As a marketing promotion, it seemed like a splendid idea: hide a coin worth US$10,000 in a well-known place, and tantalize treasure hunters by offering the finder a chance to win up to another US$1 million. But even the most well intentioned public relations plans sometimes come a cropper, and on Sunday Cadbury Schweppes was forced to apologize for its "tasteless" stunt.
Choosing an historic graveyard to hide the coin proved the undoing of the idea; a cemetery that contains some of America's greatest revolutionary heroes.
Scores of treasure hunters were lured to the 347-year-old Old Granary Burying Ground in Boston, but on Sunday its gates were locked because of fears that people searching for the buried gold coin would trample or desecrate the cemetery's 5,000 graves.
Among those laid to rest there are John Hancock, Samuel Adams and Robert Treat Paine, who led the revolt against British rule and were signatories to the American Declaration of Independence on July 4, 1776.
"The coin should never have been placed in such a hallowed site, and we sincerely apologize," said Greg Artkop, a spokesman for Cadbury Schweppes, the British manufacturer of the Dr Pepper soft drink which ran the competition.

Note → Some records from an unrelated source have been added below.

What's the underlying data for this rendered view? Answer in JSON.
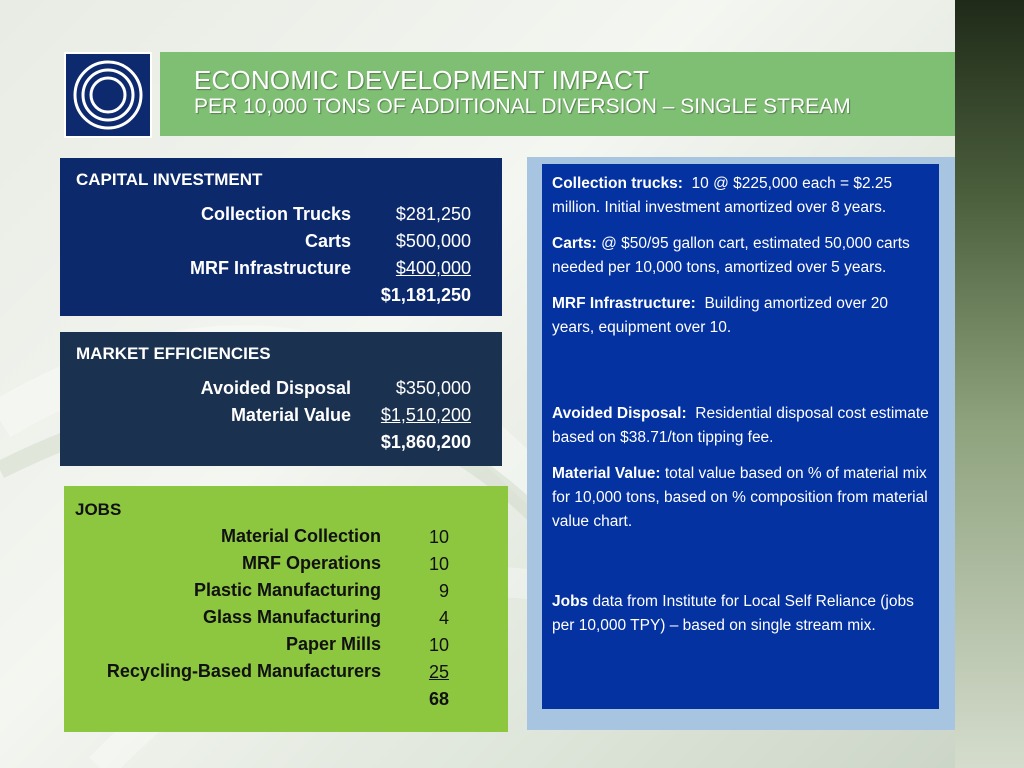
{
  "title": {
    "line1": "ECONOMIC DEVELOPMENT IMPACT",
    "line2": "PER 10,000 TONS OF ADDITIONAL DIVERSION – SINGLE STREAM"
  },
  "capital": {
    "heading": "CAPITAL INVESTMENT",
    "rows": [
      {
        "label": "Collection Trucks",
        "value": "$281,250"
      },
      {
        "label": "Carts",
        "value": "$500,000"
      },
      {
        "label": "MRF Infrastructure",
        "value": "$400,000"
      }
    ],
    "total": "$1,181,250"
  },
  "market": {
    "heading": "MARKET EFFICIENCIES",
    "rows": [
      {
        "label": "Avoided Disposal",
        "value": "$350,000"
      },
      {
        "label": "Material Value",
        "value": "$1,510,200"
      }
    ],
    "total": "$1,860,200"
  },
  "jobs": {
    "heading": "JOBS",
    "rows": [
      {
        "label": "Material Collection",
        "value": "10"
      },
      {
        "label": "MRF Operations",
        "value": "10"
      },
      {
        "label": "Plastic Manufacturing",
        "value": "9"
      },
      {
        "label": "Glass Manufacturing",
        "value": "4"
      },
      {
        "label": "Paper Mills",
        "value": "10"
      },
      {
        "label": "Recycling-Based Manufacturers",
        "value": "25"
      }
    ],
    "total": "68"
  },
  "notes": {
    "trucks_label": "Collection trucks:",
    "trucks_text": "10 @ $225,000 each = $2.25 million.  Initial investment amortized over 8 years.",
    "carts_label": "Carts:",
    "carts_text": "@ $50/95 gallon cart, estimated 50,000 carts needed per 10,000 tons, amortized over 5 years.",
    "mrf_label": "MRF Infrastructure:",
    "mrf_text": "Building amortized over 20 years, equipment over 10.",
    "disposal_label": "Avoided Disposal:",
    "disposal_text": "Residential disposal cost estimate based on $38.71/ton tipping fee.",
    "material_label": "Material Value:",
    "material_text": "total value based on % of material mix for 10,000 tons, based on % composition from material value chart.",
    "jobs_label": "Jobs",
    "jobs_text": "data from Institute for Local Self Reliance (jobs per 10,000 TPY) – based on single stream mix."
  },
  "colors": {
    "title_bar": "#7fbf73",
    "capital_box": "#0c2a6b",
    "market_box": "#1b3150",
    "jobs_box": "#8dc63f",
    "notes_box": "#0432a0"
  }
}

The company said none of the graves was damaged, and that the coin had been removed.
The winner of the prize will now be drawn randomly from among Bostonians who registered for the US$1 million competition, which required contestants to solve a series of clues and locate hidden coins buried in 23 US cities.
But city officials are fuming over the "tasteless" stunt.
Boston's parks commissioner, Toni Pollak, told the Boston Globe: "It absolutely is disrespectful. It's an affront to the people who are buried there, our nation's ancestors," he said.
Parks officials said they first learned of the Dr Pepper promotion when dozens of treasure hunters complained that they could not get into the graveyard because it was closed due to icy pathways.